Food (1992)
8/10
Darkly comical and unsettlingly spot-on... with food!
16 January 2024
Food is like a surreal comedy horror that comments on humanity's relationship with food, all through the lens of Jan Svankmajer's filmmaking lens of stop-motion and live-action mixing, making up for some truly fever-dream-like stories! For a short film it's got a lot of story in its three brief sequences: Breakfast, Lunch, and Dinner.

Food is probably one of the truest films about dining, and possibly one of the greatest criticisms of communism encouraging people 'eating off each-other' (at least that's my interpretation of the Breakfast segment); Lunch's critique of classism in that regard is also very sharp, and Dinner's indulgence of 'eating your own body parts' is comically dark stuff at its finest.

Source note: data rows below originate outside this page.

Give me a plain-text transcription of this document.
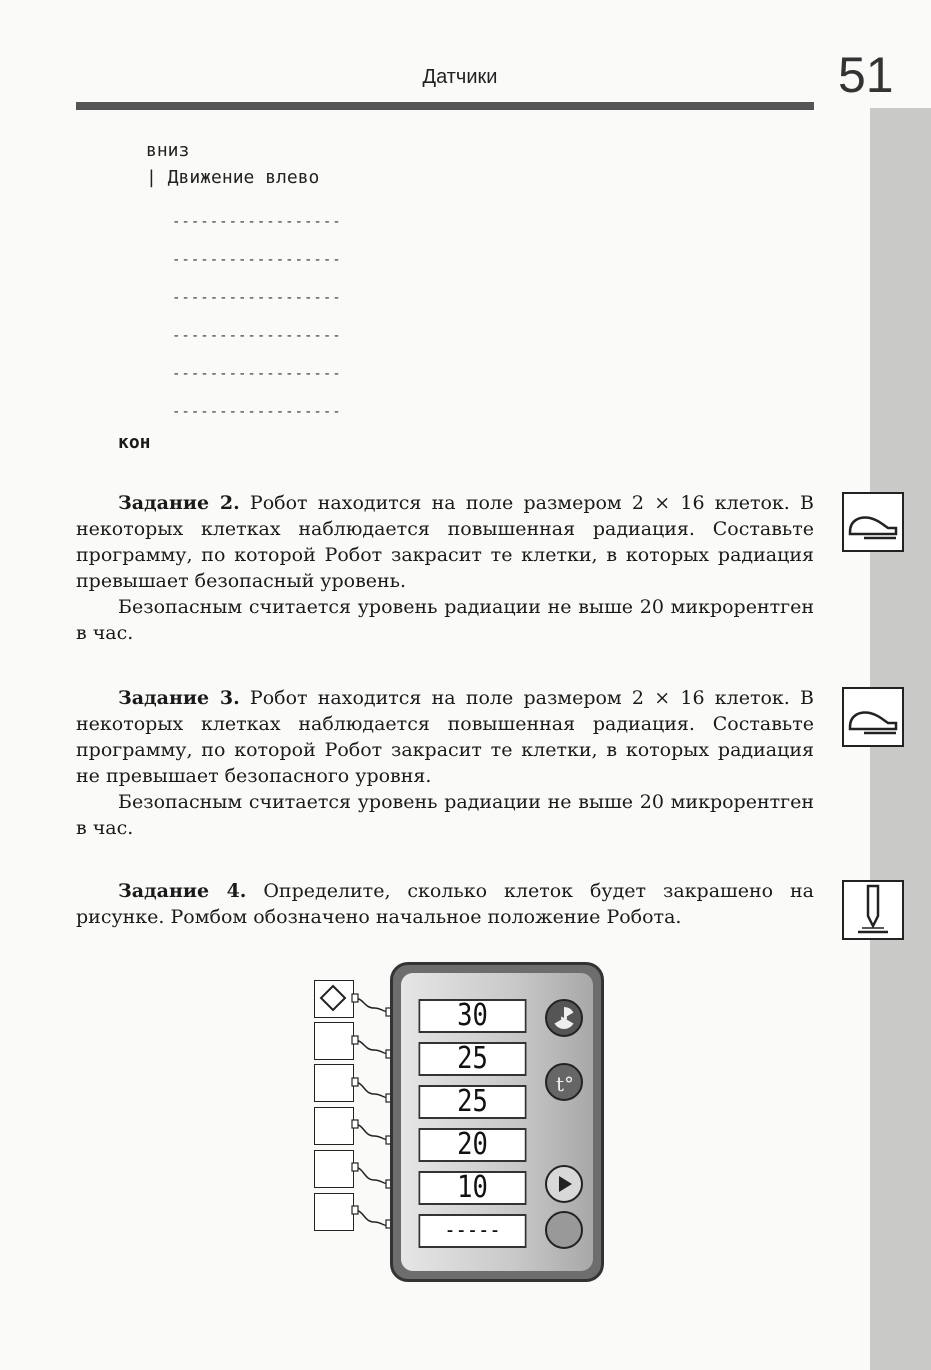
Датчики	51
вниз
| Движение влево
------------------
------------------
------------------
------------------
------------------
------------------
кон

Задание 2. Робот находится на поле размером 2 × 16 клеток. В некоторых клетках наблюдается повышенная радиация. Составьте программу, по которой Робот закрасит те клетки, в которых радиация превышает безопасный уровень.

Безопасным считается уровень радиации не выше 20 микрорентген в час.

Задание 3. Робот находится на поле размером 2 × 16 клеток. В некоторых клетках наблюдается повышенная радиация. Составьте программу, по которой Робот закрасит те клетки, в которых радиация не превышает безопасного уровня.

Безопасным считается уровень радиации не выше 20 микрорентген в час.

Задание 4. Определите, сколько клеток будет закрашено на рисунке. Ромбом обозначено начальное положение Робота.

30
25
25
20
10
-----
t°
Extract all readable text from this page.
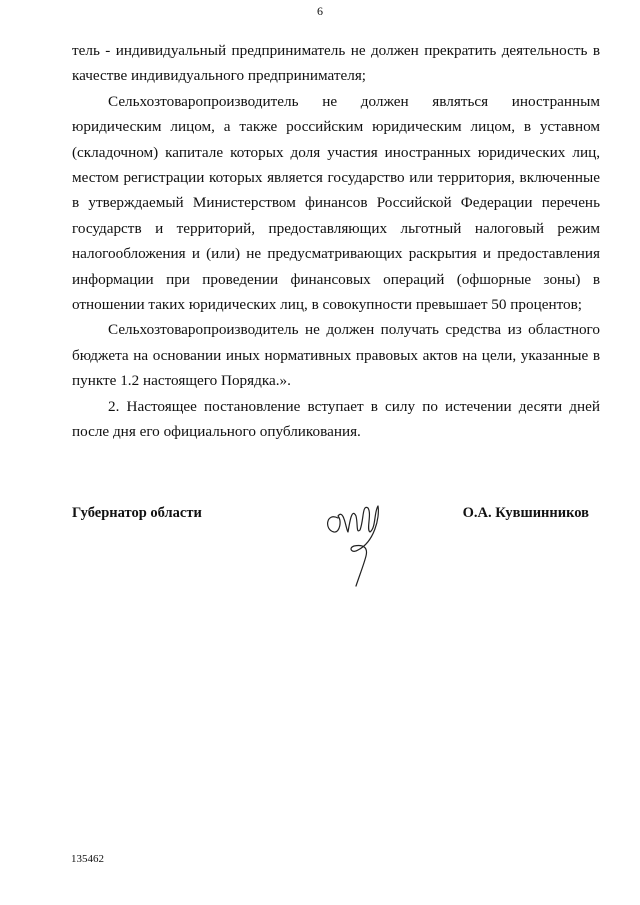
6

тель - индивидуальный предприниматель не должен прекратить деятельность в качестве индивидуального предпринимателя;

Сельхозтоваропроизводитель не должен являться иностранным юридическим лицом, а также российским юридическим лицом, в уставном (складочном) капитале которых доля участия иностранных юридических лиц, местом регистрации которых является государство или территория, включенные в утверждаемый Министерством финансов Российской Федерации перечень государств и территорий, предоставляющих льготный налоговый режим налогообложения и (или) не предусматривающих раскрытия и предоставления информации при проведении финансовых операций (офшорные зоны) в отношении таких юридических лиц, в совокупности превышает 50 процентов;

Сельхозтоваропроизводитель не должен получать средства из областного бюджета на основании иных нормативных правовых актов на цели, указанные в пункте 1.2 настоящего Порядка.».

2. Настоящее постановление вступает в силу по истечении десяти дней после дня его официального опубликования.

Губернатор области	О.А. Кувшинников
135462
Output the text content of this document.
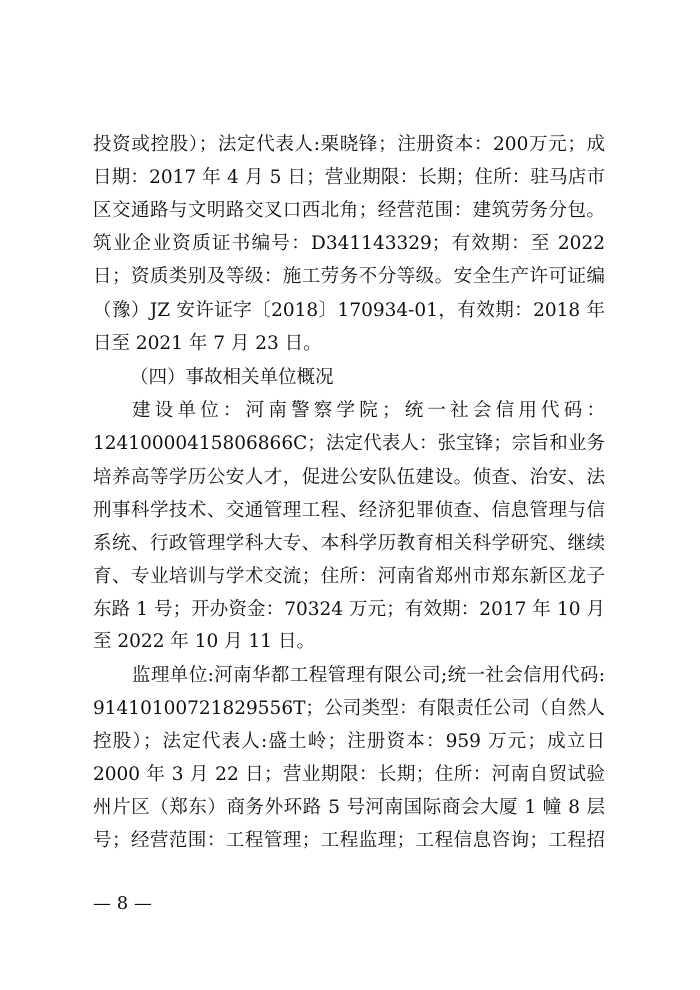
投资或控股）；法定代表人:栗晓锋；注册资本：200万元；成
日期：2017 年 4 月 5 日；营业期限：长期；住所：驻马店市
区交通路与文明路交叉口西北角；经营范围：建筑劳务分包。
筑业企业资质证书编号：D341143329；有效期：至 2022
日；资质类别及等级：施工劳务不分等级。安全生产许可证编
（豫）JZ 安许证字〔2018〕170934-01，有效期：2018 年
日至 2021 年 7 月 23 日。
（四）事故相关单位概况
建设单位：河南警察学院；统一社会信用代码：
12410000415806866C；法定代表人：张宝锋；宗旨和业务
培养高等学历公安人才，促进公安队伍建设。侦查、治安、法
刑事科学技术、交通管理工程、经济犯罪侦查、信息管理与信
系统、行政管理学科大专、本科学历教育相关科学研究、继续
育、专业培训与学术交流；住所：河南省郑州市郑东新区龙子
东路 1 号；开办资金：70324 万元；有效期：2017 年 10 月
至 2022 年 10 月 11 日。
监理单位:河南华都工程管理有限公司;统一社会信用代码:
91410100721829556T；公司类型：有限责任公司（自然人
控股）；法定代表人:盛土岭；注册资本：959 万元；成立日
2000 年 3 月 22 日；营业期限：长期；住所：河南自贸试验
州片区（郑东）商务外环路 5 号河南国际商会大厦 1 幢 8 层
号；经营范围：工程管理；工程监理；工程信息咨询；工程招
— 8 —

The 1990s were really a remarkable time for stop-motion cinema and Food was something of a radical film in a post-Wallace-&-Gromit world (A Grand Day Out was released in 1989). Also it was an achievement for the Czech Republic finally breaking free from its communist trappings and restrictions on filmmaking.

Food is good stuff; it's plentiful and satirical on what it's covering, and shows the cross-quadrant world of dining and how every experience says something about the consumer (and their priorities) and what they do to get by.

Food is a 4/5 star film. 8/10 IMDb points. It's not for everyone, but it certainly says a lot about all of us. It's like a cerebral stop-motion film. And a good one at that.